Heat demand of residential as well as commercial, trade and service (CTS) buildings can be supplied by different technologies and carriers. Within the data model creation, capacities of supply technologies are assigned to specific locations and their demands. The hourly dispatch of heat supply is not part of the data model, but a result of the grid optimization tools.

In general, heat supply can be divided into three categories which include specific technologies: residential and CTS buildings in a district heating area, buildings supplied by individual heat pumps, and buildings supplied by conventional gas boilers. The shares of these categories are taken from external sources for each scenario.

Heat demands of different supply categories
  District heating Individual heat pumps Individual gas boilers
eGon2035 69 TWh 27.24 TWh 390.78 TWh
eGon100RE 61.5 TWh 311.5 TWh 0 TWh

The following subsections describe the heat supply methodology for each category.

District heating

First, district heating areas are defined for each scenario based on existing district heating areas and an overall district heating share per scenario.
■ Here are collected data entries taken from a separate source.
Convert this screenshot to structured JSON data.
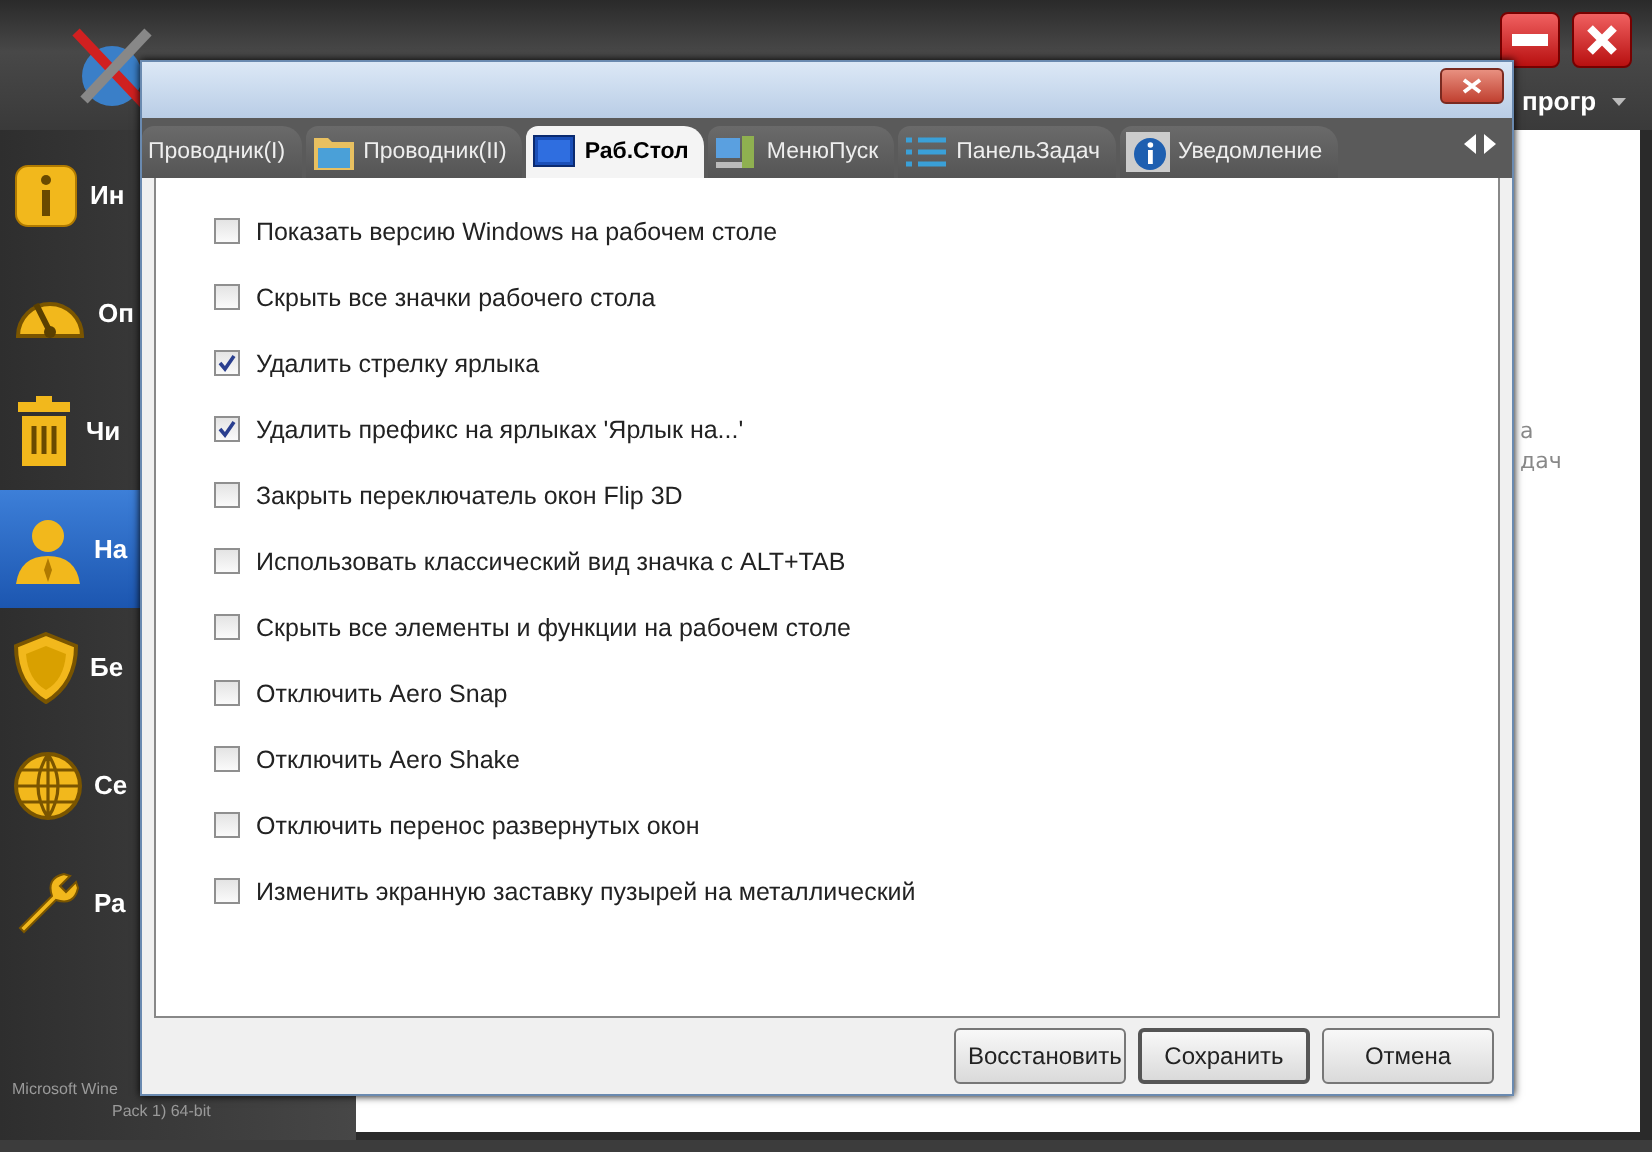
{
  "header": {
    "dropdown": "прогр"
  },
  "sidebar": {
    "items": [
      {
        "label": "Ин",
        "kind": "info",
        "selected": false
      },
      {
        "label": "Оп",
        "kind": "gauge",
        "selected": false
      },
      {
        "label": "Чи",
        "kind": "trash",
        "selected": false
      },
      {
        "label": "На",
        "kind": "person",
        "selected": true
      },
      {
        "label": "Бе",
        "kind": "shield",
        "selected": false
      },
      {
        "label": "Се",
        "kind": "globe",
        "selected": false
      },
      {
        "label": "Ра",
        "kind": "wrench",
        "selected": false
      }
    ],
    "footer": [
      "Microsoft Wine",
      "Pack 1) 64-bit"
    ]
  },
  "content": {
    "texts": [
      "а",
      "дач"
    ]
  },
  "dialog": {
    "tabs": [
      {
        "label": "Проводник(I)",
        "kind": "none",
        "selected": false
      },
      {
        "label": "Проводник(II)",
        "kind": "folder",
        "selected": false
      },
      {
        "label": "Раб.Стол",
        "kind": "desktop",
        "selected": true
      },
      {
        "label": "МенюПуск",
        "kind": "start",
        "selected": false
      },
      {
        "label": "ПанельЗадач",
        "kind": "taskbar",
        "selected": false
      },
      {
        "label": "Уведомление",
        "kind": "info",
        "selected": false
      }
    ],
    "options": [
      {
        "label": "Показать версию Windows на рабочем столе",
        "checked": false
      },
      {
        "label": "Скрыть все значки рабочего стола",
        "checked": false
      },
      {
        "label": "Удалить стрелку ярлыка",
        "checked": true
      },
      {
        "label": "Удалить префикс на ярлыках 'Ярлык на...'",
        "checked": true
      },
      {
        "label": "Закрыть переключатель окон Flip 3D",
        "checked": false
      },
      {
        "label": "Использовать классический вид значка с ALT+TAB",
        "checked": false
      },
      {
        "label": "Скрыть все элементы и функции на рабочем столе",
        "checked": false
      },
      {
        "label": "Отключить Aero Snap",
        "checked": false
      },
      {
        "label": "Отключить Aero Shake",
        "checked": false
      },
      {
        "label": "Отключить перенос развернутых окон",
        "checked": false
      },
      {
        "label": "Изменить экранную заставку пузырей на металлический",
        "checked": false
      }
    ],
    "buttons": [
      {
        "label": "Восстановить",
        "default": false
      },
      {
        "label": "Сохранить",
        "default": true
      },
      {
        "label": "Отмена",
        "default": false
      }
    ]
  }
}
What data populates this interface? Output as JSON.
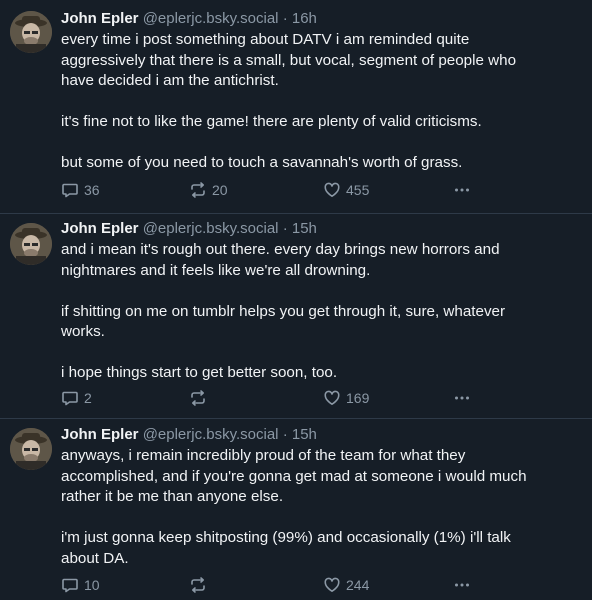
{
  "posts": [
    {
      "author": "John Epler",
      "handle": "@eplerjc.bsky.social",
      "separator": "·",
      "time": "16h",
      "paragraphs": [
        "every time i post something about DATV i am reminded quite aggressively that there is a small, but vocal, segment of people who have decided i am the antichrist.",
        "it's fine not to like the game! there are plenty of valid criticisms.",
        "but some of you need to touch a savannah's worth of grass."
      ],
      "replies": "36",
      "reposts": "20",
      "likes": "455"
    },
    {
      "author": "John Epler",
      "handle": "@eplerjc.bsky.social",
      "separator": "·",
      "time": "15h",
      "paragraphs": [
        "and i mean it's rough out there. every day brings new horrors and nightmares and it feels like we're all drowning.",
        "if shitting on me on tumblr helps you get through it, sure, whatever works.",
        "i hope things start to get better soon, too."
      ],
      "replies": "2",
      "reposts": "",
      "likes": "169"
    },
    {
      "author": "John Epler",
      "handle": "@eplerjc.bsky.social",
      "separator": "·",
      "time": "15h",
      "paragraphs": [
        "anyways, i remain incredibly proud of the team for what they accomplished, and if you're gonna get mad at someone i would much rather it be me than anyone else.",
        "i'm just gonna keep shitposting (99%) and occasionally (1%) i'll talk about DA."
      ],
      "replies": "10",
      "reposts": "",
      "likes": "244"
    }
  ],
  "icons": {
    "reply": "reply-icon",
    "repost": "repost-icon",
    "like": "heart-icon",
    "more": "more-options-icon"
  },
  "colors": {
    "background": "#161e27",
    "text": "#f1f3f5",
    "muted": "#8b98a5",
    "divider": "#2e3a48"
  }
}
To reduce the model complexity, district heating areas are defined per Census cell, either all buildings within a cell are supplied by district heat or none. The first step of the extraction of district heating areas is the identification of Census cells with buildings that are currently supplied by district heating using the building dataset of Census. All Census cells where more than 30% of the buildings are currently supplied by district heat are defined as cells inside a district heating area. The identified cells are then summarized by combining cells that have a maximum distance of 500m.

Second, additional Census cells are assigned to district heating areas considering the heat demand density. Assuming that new district heating grids are more likely in cells with high demand, the remaining Census cells outside of a district heating grid are sorted by their demands. Until the pre-defined national district heating demand is met, cells from that list are assigned to district heating areas. This can also result in new district heating grids which cover only a few Census cells.
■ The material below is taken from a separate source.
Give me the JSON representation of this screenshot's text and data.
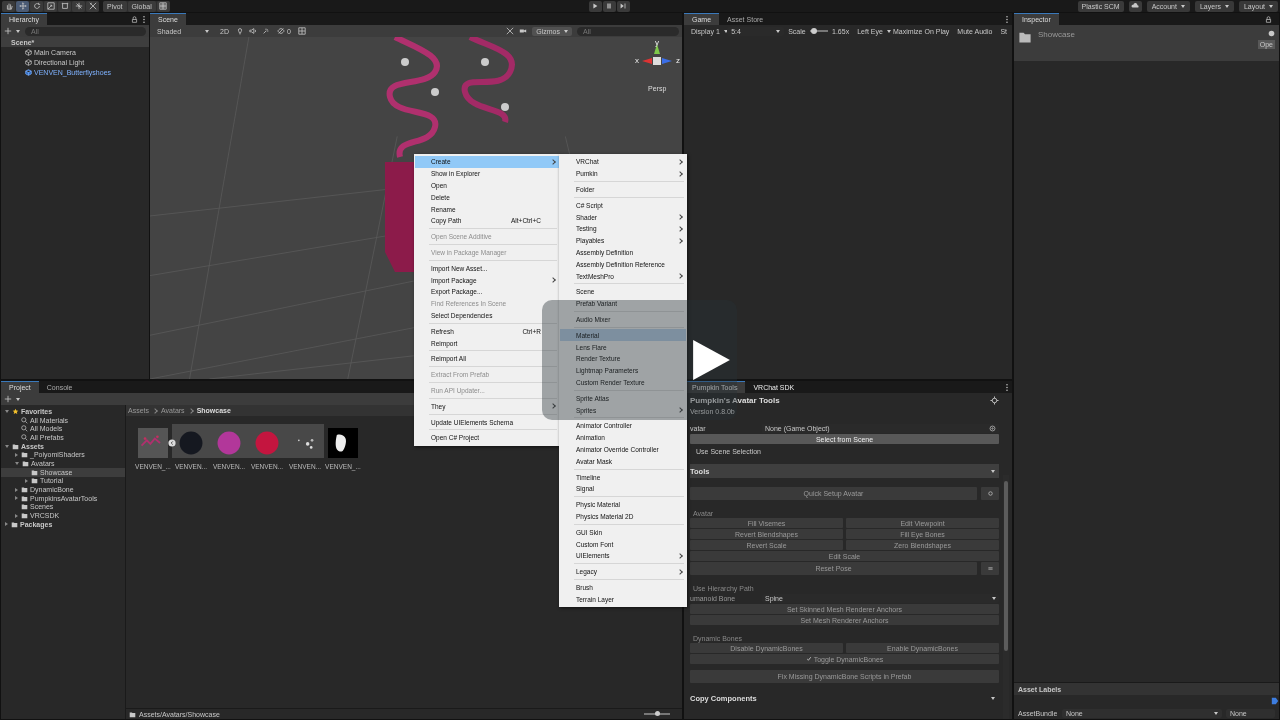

To avoid unrealistic large district heating grids in areas with many cities close to each other (e.g. the Ruhr Area), district heating areas with an annual demand > 4 TWh are split by NUTS3 boundaries.

The implementation of the district heating area demarcation is done in DistrictHeatingAreas, the resulting data is stored in the tables demand.egon_map_zensus_district_heating_areas and demand.egon_district_heating_areas. The resulting district heating grids for the scenario eGon2035 are visualized in figure Defined district heating grids in scenario eGon2035, which also includes a zoom on the district heating grid in Berlin.
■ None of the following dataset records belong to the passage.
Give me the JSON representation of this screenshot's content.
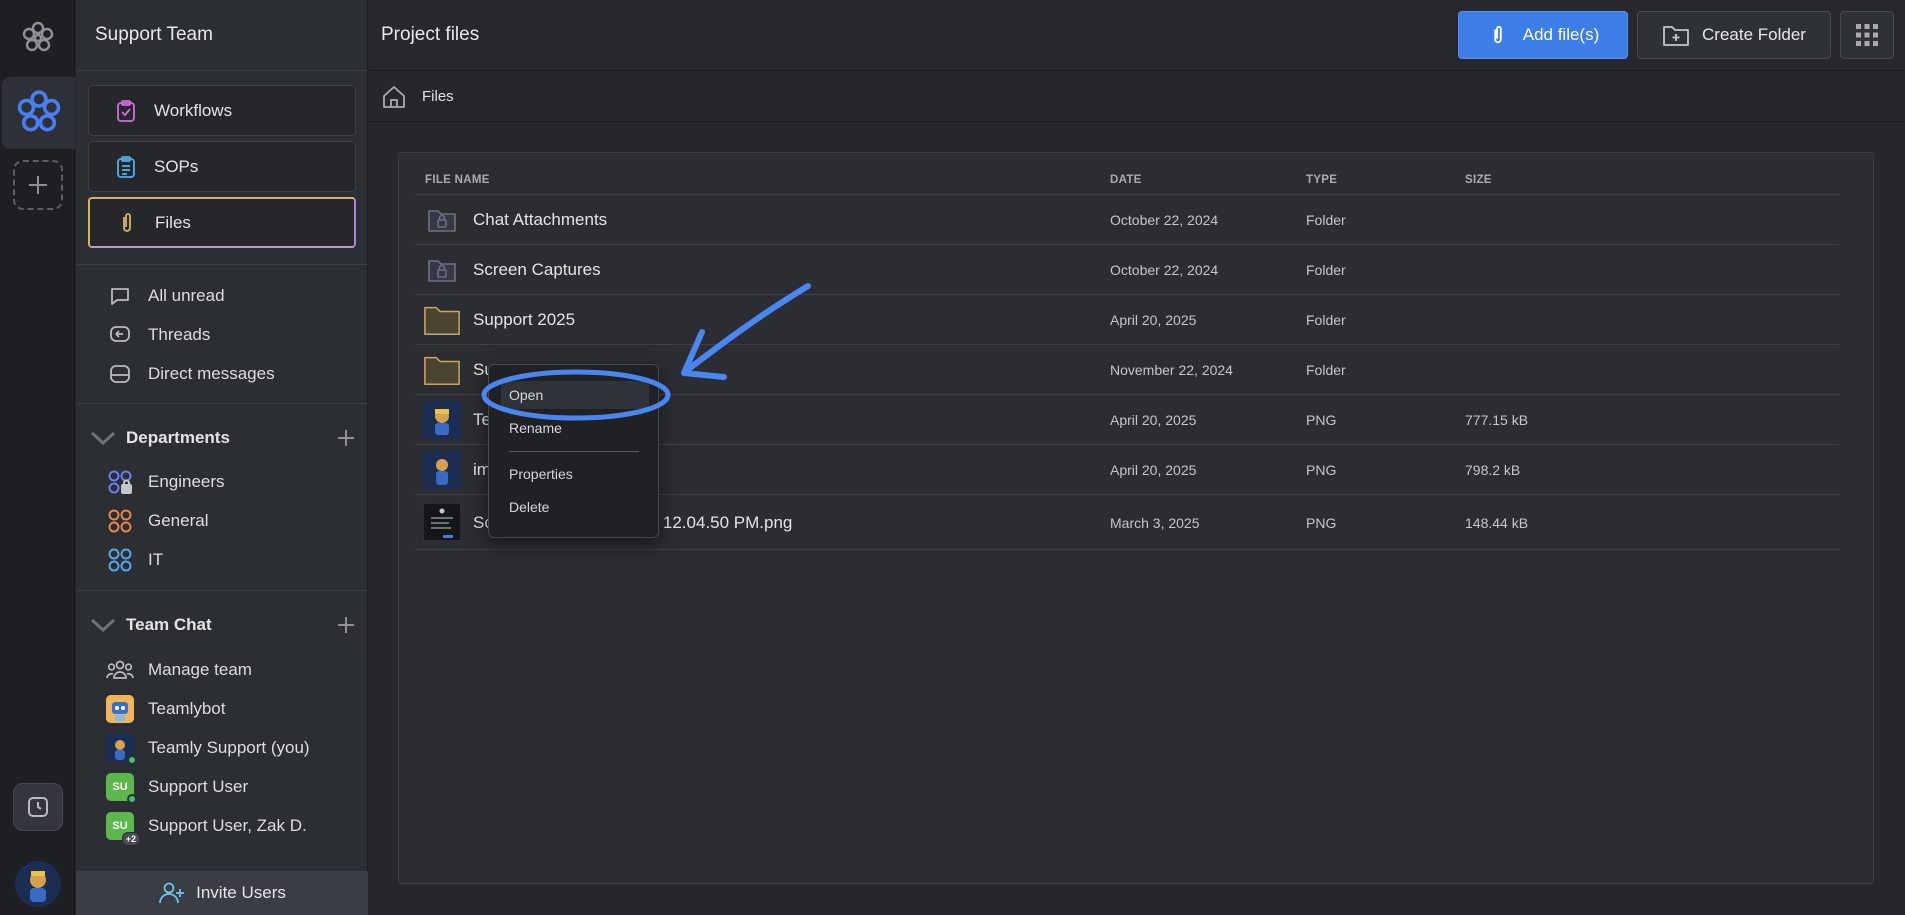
{
  "rail": {
    "logo_icon": "flower-logo-icon",
    "workspace_icon": "flower-workspace-icon",
    "add_workspace_icon": "plus-icon",
    "history_icon": "clock-icon"
  },
  "sidebar": {
    "team_title": "Support Team",
    "nav": [
      {
        "label": "Workflows",
        "icon": "clipboard-check-icon",
        "color": "#d16ee0"
      },
      {
        "label": "SOPs",
        "icon": "clipboard-list-icon",
        "color": "#4fb0e8"
      },
      {
        "label": "Files",
        "icon": "paperclip-icon",
        "color": "#d9b26a"
      }
    ],
    "inbox": [
      {
        "label": "All unread",
        "icon": "message-square-icon"
      },
      {
        "label": "Threads",
        "icon": "reply-icon"
      },
      {
        "label": "Direct messages",
        "icon": "inbox-icon"
      }
    ],
    "departments": {
      "label": "Departments",
      "items": [
        {
          "label": "Engineers",
          "color": "#6b7ff0"
        },
        {
          "label": "General",
          "color": "#e8874a"
        },
        {
          "label": "IT",
          "color": "#5aa7e8"
        }
      ]
    },
    "team_chat": {
      "label": "Team Chat",
      "items": [
        {
          "label": "Manage team",
          "icon": "users-icon"
        },
        {
          "label": "Teamlybot",
          "icon": "bot-avatar"
        },
        {
          "label": "Teamly Support (you)",
          "icon": "user-avatar"
        },
        {
          "label": "Support User",
          "initials": "SU"
        },
        {
          "label": "Support User, Zak D.",
          "initials": "SU",
          "extra": "+2"
        }
      ]
    },
    "invite_label": "Invite Users"
  },
  "topbar": {
    "title": "Project files",
    "add_files": "Add file(s)",
    "create_folder": "Create Folder"
  },
  "breadcrumb": {
    "label": "Files"
  },
  "table": {
    "headers": {
      "name": "FILE NAME",
      "date": "DATE",
      "type": "TYPE",
      "size": "SIZE"
    },
    "rows": [
      {
        "name": "Chat Attachments",
        "date": "October 22, 2024",
        "type": "Folder",
        "size": "",
        "icon": "locked-folder-icon"
      },
      {
        "name": "Screen Captures",
        "date": "October 22, 2024",
        "type": "Folder",
        "size": "",
        "icon": "locked-folder-icon"
      },
      {
        "name": "Support 2025",
        "date": "April 20, 2025",
        "type": "Folder",
        "size": "",
        "icon": "folder-icon"
      },
      {
        "name": "Su",
        "date": "November 22, 2024",
        "type": "Folder",
        "size": "",
        "icon": "folder-icon"
      },
      {
        "name": "Te",
        "date": "April 20, 2025",
        "type": "PNG",
        "size": "777.15 kB",
        "icon": "image-thumbnail"
      },
      {
        "name": "im",
        "date": "April 20, 2025",
        "type": "PNG",
        "size": "798.2 kB",
        "icon": "image-thumbnail"
      },
      {
        "name": "Sc",
        "name_tail": "at 12.04.50 PM.png",
        "date": "March 3, 2025",
        "type": "PNG",
        "size": "148.44 kB",
        "icon": "screenshot-thumbnail"
      }
    ]
  },
  "context_menu": {
    "items": [
      "Open",
      "Rename",
      "Properties",
      "Delete"
    ]
  },
  "annotation": {
    "color": "#4a86f0"
  }
}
../_images/district_heating_areas.png

Defined district heating grids in scenario eGon2035

The national capacities for each supply technology are taken from the Grid Development Plan (GDP) for the scenario eGon2035, in the eGon100RE scenario they are the result of the pypsa-eur-sec run. The distribution of the capacities to district heating grids is done similarly based on [FfE2017], which is also used in the GDP. The basic idea of this method is to use a cascade of heat supply technologies until the heat demand can be covered.

  1. Combined heat and power (CHP) plants are assigned to nearby district heating grids first. Their location and thermal capacities are from Marktstammdatenregister [MaStR]. To identify district heating grids that need additional suppliers, the remaining annual heat demand is calculated using the thermal capacities of the CHP plants and assumed full load hours.
  2. Large district heating grids with an annual demand that is higher than 96GWh can be supplied by geothermal plants, in case of an intersection of geothermal potential areas and the district heating grid. Smaller district heating grids can be supplied by solar thermal power plants. The national capacities are distributed proportionally to the remaining heat demands. After assigning these plants, the remaining heat demands are reduced by the thermal output and assumed full load hours.
  3. Next, the national capacities for central heat pumps and resistive heaters are distributed to all district heating areas proportionally to their remaining demands. Heat pumps are modeled with a time-dependent coefficient of performance depending on the temperature data.
  4. In the last step, gas boilers are assigned to every district heating grid regardless of the remaining demand. In the optimization, this can be used as a fall-back option to not run into infeasibilities.

The distribution of CHP plants for different carriers is shown in figure Spatial distribution of CHP plants in scenario eGon2035.

../_images/combined_heat_and_power_plants.png

Spatial distribution of CHP plants in scenario eGon2035

Individual heat pumps

Heat pumps supplying individual buildings are first distributed to each medium-voltage grid district, these capacities are later on further disaggregated to single buildings. Similar to central heat pumps they are modeled with a time-dependent coefficient of performance depending on the temperature data.

The distribution of the national capacities to each medium-voltage grid district is proportional to the heat demand outside of district heating grids.

@RLI: Distribution on building level

Individual gas boilers

All residential and CTS buildings that are neither supplied by a district heating grid nor an individual heat pump are supplied by gas boilers. The demand time series of these buildings are multiplied by the efficiency of gas boilers and aggregated per methane grid node.

All heat supply categories are implemented in the dataset HeatSupply. The data is stored in the tables demand.egon_district_heating and demand.egon_individual_heating.